Pékin (awp/afp) - La Chine a donné son feu vert au lancement de produits dérivés controversés offrant une couverture contre les défauts de paiement (CDS), signe que Pékin est prêt à laisser les entreprises endettées faire faillite pour assainir une économie en plein ralentissement.

Dans un pays où les autorités volaient traditionnellement au secours des firmes en détresse, le gouvernement central va donc s'en remettre davantage au marché pour absorber le choc de défauts de paiement, lesquels devraient du coup arriver bien plus fréquemment.

La banque centrale chinoise a approuvé les règles régissant les échanges d'instruments financiers "de mitigation des risques de crédit", a indiqué vendredi l'Association nationale des investisseurs institutionnels (NAFMII).

Au premier rang de ces instruments figurent des "Credit Default Swaps" (CDS), sorte d'assurance souscrite par un investisseur qui lui garantit le remboursement d'obligations en cas de défaut.

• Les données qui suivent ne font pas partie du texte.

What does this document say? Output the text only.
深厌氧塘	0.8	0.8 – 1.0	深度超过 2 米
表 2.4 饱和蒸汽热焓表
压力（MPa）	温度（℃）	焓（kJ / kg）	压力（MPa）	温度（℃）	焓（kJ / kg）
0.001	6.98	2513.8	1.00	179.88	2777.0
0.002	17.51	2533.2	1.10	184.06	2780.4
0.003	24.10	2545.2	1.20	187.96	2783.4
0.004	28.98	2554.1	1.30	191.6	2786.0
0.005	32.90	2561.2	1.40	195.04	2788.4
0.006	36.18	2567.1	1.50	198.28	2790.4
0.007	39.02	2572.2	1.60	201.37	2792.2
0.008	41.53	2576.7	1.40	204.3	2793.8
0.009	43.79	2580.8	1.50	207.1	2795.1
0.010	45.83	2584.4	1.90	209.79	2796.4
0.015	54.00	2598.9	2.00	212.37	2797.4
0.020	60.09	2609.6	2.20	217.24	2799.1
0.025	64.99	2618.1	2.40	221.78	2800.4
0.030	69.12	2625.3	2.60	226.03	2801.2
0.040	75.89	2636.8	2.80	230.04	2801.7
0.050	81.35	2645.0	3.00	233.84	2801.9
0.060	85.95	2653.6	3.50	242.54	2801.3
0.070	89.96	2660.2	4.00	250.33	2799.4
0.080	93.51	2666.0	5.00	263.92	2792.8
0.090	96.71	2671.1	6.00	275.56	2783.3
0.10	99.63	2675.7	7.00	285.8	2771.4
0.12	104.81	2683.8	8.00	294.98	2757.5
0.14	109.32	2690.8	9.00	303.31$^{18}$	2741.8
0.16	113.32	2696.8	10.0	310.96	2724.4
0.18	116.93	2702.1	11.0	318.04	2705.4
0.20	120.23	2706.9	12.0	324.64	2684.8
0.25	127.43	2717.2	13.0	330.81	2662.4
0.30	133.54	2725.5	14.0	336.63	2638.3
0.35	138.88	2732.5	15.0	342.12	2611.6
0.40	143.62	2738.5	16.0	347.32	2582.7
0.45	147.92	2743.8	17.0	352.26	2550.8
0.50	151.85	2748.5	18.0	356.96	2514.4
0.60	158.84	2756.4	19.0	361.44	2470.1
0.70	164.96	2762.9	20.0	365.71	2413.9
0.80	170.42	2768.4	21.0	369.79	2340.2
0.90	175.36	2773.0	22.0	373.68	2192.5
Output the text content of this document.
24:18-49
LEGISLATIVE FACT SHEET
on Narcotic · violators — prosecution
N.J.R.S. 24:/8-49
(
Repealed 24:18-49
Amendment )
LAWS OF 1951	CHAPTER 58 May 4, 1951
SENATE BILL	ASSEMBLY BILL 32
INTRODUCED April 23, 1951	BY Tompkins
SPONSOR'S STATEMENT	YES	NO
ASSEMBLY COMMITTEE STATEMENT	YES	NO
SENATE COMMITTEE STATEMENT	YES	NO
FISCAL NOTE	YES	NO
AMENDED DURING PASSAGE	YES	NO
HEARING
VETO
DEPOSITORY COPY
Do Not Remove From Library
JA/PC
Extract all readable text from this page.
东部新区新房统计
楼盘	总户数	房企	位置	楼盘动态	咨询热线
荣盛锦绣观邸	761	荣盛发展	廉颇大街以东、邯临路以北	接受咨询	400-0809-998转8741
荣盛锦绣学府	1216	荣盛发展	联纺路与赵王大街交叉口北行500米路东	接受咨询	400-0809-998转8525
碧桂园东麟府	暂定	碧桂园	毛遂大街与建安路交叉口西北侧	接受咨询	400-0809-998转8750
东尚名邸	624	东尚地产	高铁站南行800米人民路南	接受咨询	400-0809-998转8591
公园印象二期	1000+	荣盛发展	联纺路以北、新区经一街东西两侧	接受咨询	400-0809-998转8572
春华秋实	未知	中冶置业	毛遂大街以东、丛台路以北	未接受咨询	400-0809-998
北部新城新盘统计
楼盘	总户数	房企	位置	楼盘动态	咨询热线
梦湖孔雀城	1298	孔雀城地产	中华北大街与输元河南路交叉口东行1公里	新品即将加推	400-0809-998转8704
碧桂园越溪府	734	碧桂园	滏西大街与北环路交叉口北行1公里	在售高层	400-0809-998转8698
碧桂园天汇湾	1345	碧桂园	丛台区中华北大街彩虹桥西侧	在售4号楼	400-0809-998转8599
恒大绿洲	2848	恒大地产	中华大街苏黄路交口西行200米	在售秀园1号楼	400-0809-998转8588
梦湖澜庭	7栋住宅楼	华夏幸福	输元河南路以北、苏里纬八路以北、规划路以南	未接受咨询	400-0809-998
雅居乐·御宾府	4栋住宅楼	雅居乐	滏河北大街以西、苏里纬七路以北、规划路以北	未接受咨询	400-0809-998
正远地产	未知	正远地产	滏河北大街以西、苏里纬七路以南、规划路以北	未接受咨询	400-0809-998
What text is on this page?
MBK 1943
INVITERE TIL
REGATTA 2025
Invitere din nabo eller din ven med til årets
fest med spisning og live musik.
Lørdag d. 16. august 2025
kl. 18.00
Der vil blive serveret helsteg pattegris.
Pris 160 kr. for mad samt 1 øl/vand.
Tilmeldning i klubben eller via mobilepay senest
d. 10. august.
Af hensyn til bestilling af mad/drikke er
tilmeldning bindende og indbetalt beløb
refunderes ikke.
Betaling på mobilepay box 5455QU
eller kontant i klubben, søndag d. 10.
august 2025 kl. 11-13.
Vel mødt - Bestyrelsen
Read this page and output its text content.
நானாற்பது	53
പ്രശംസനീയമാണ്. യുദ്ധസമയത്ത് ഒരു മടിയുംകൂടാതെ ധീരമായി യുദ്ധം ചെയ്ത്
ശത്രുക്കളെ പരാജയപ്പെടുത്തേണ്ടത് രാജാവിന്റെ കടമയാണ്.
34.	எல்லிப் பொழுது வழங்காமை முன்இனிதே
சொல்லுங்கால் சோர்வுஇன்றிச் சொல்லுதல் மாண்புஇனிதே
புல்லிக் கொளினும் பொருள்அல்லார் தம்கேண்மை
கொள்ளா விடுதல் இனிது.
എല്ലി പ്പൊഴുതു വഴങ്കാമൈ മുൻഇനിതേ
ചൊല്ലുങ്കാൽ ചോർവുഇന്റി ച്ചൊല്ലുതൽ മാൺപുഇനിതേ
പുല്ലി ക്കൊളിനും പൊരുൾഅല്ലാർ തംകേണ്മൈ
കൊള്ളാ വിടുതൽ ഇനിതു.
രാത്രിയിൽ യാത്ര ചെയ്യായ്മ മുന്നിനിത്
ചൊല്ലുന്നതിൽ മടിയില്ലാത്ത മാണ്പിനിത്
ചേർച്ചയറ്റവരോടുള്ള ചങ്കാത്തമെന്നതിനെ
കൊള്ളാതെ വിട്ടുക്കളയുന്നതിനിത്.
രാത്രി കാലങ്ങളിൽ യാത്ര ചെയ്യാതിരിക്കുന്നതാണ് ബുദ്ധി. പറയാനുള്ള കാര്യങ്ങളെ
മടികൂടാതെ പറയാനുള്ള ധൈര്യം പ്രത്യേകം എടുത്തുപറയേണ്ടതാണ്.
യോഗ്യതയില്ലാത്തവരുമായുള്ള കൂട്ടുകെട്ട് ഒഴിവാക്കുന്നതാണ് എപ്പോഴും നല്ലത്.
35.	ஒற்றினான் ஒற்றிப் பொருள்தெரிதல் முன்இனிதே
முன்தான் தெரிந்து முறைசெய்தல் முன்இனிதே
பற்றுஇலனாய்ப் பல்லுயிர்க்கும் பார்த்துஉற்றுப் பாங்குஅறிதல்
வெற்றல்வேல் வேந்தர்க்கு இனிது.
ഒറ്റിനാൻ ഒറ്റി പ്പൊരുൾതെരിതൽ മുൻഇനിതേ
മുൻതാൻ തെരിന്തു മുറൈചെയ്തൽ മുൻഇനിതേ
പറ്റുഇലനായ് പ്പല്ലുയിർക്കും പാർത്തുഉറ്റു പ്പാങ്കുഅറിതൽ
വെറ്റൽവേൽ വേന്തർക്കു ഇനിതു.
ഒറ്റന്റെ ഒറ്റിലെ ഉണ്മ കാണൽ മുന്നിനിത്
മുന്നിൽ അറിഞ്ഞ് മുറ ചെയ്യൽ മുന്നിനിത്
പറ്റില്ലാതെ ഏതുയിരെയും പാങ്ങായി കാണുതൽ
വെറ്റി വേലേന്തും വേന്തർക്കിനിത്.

Cet instrument est devenu très controversé dans les pays occidentaux après la crise de 2008: les CDS avaient été accusés d'être un outil essentiellement spéculatif, contribuant à dissimuler l'ampleur des risques. Ils ont été à l'origine de la chute spectaculaire de l'assureur américain AIG.

Mais la NAFMII assure au contraire que les CDS "perfectionneront les mécanismes de partage des risques" en les "répartissant" mieux et en encourageant les acteurs de marché à les "gérer activement".

En clair, les investisseurs accordant un crédit ou souscrivant aux obligations émises par une entreprise devront assumer eux-mêmes les conséquences en cas de défaut, et non plus attendre --comme c'est largement le cas actuellement-- une intervention salvatrice de l'Etat.

- Sus aux 'firmes zombies' -

Pékin se dit officiellement résolu à laisser les entreprises les plus endettées faire faillite --et en particulier les firmes "zombies" qui ont cessé depuis longtemps d'être rentables et ne survivent plus que grâce au crédit et aux subsides publiques.

La situation est critique: plombée par l'effritement de la demande intérieure et par de vastes surcapacités de production, sur fond de vif essoufflement économique, nombre d'entreprises chinoises souffrent d'une grande fragilité financière.

Conséquence, les créances douteuses, celles menacées de non-remboursement, se sont envolées en Chine à 1.400 milliards de yuans (187 milliards d'euros) au premier semestre 2016, au plus haut depuis onze ans selon Bloomberg.

Sur le marché chinois des obligations d'entreprises (estimé à 7.600 milliards d'euros), quelque 45 défauts de paiement ont déjà été enregistrés cette année, pour un total de 26,8 milliards de yuans (3,6 milliards d'euros), selon le fournisseur shanghaïen de données Wind Info, cité par le Wall Street Journal.

C'est déjà bien davantage que les 12 défauts totalisant 12 milliards de yuans constatés sur l'ensemble de 2015.

Les autorités locales s'acharnent encore à sauver, à coup d'aides et de crédits des banques étatiques, les entreprises --publiques-- menacées de faillite, quitte à gonfler encore davantage la dette publique, mais cette stratégie devient difficile à tenir.

Les dettes des entreprises, en excluant le secteur financier, s'établissaient en 2015 à environ 120% du PIB chinois, mais pourraient bondir à près de 140% d'ici à 2019, selon les estimations du FMI. Pour lui, les créances douteuses pourraient finir par représenter jusqu'à 15,5% du total des prêts: une vraie bombe à retardement.

Les CDS, en offrant une couverture mitigeant les pertes éventuelle, seraient au moins susceptibles de rasséréner le marché en cas d'une recrudescence des défauts, et pourraient encourager le secteur privé à financer davantage les entreprises.

Par ailleurs, le prix auquel s'échangeront les CDS "pourrait fournir des indications sur les entreprises susceptibles d'être sauvées par le gouvernement" et celles qu'il est décidé à laisser sombrer, observait Iris Pang, économiste de Natixis citée par Bloomberg.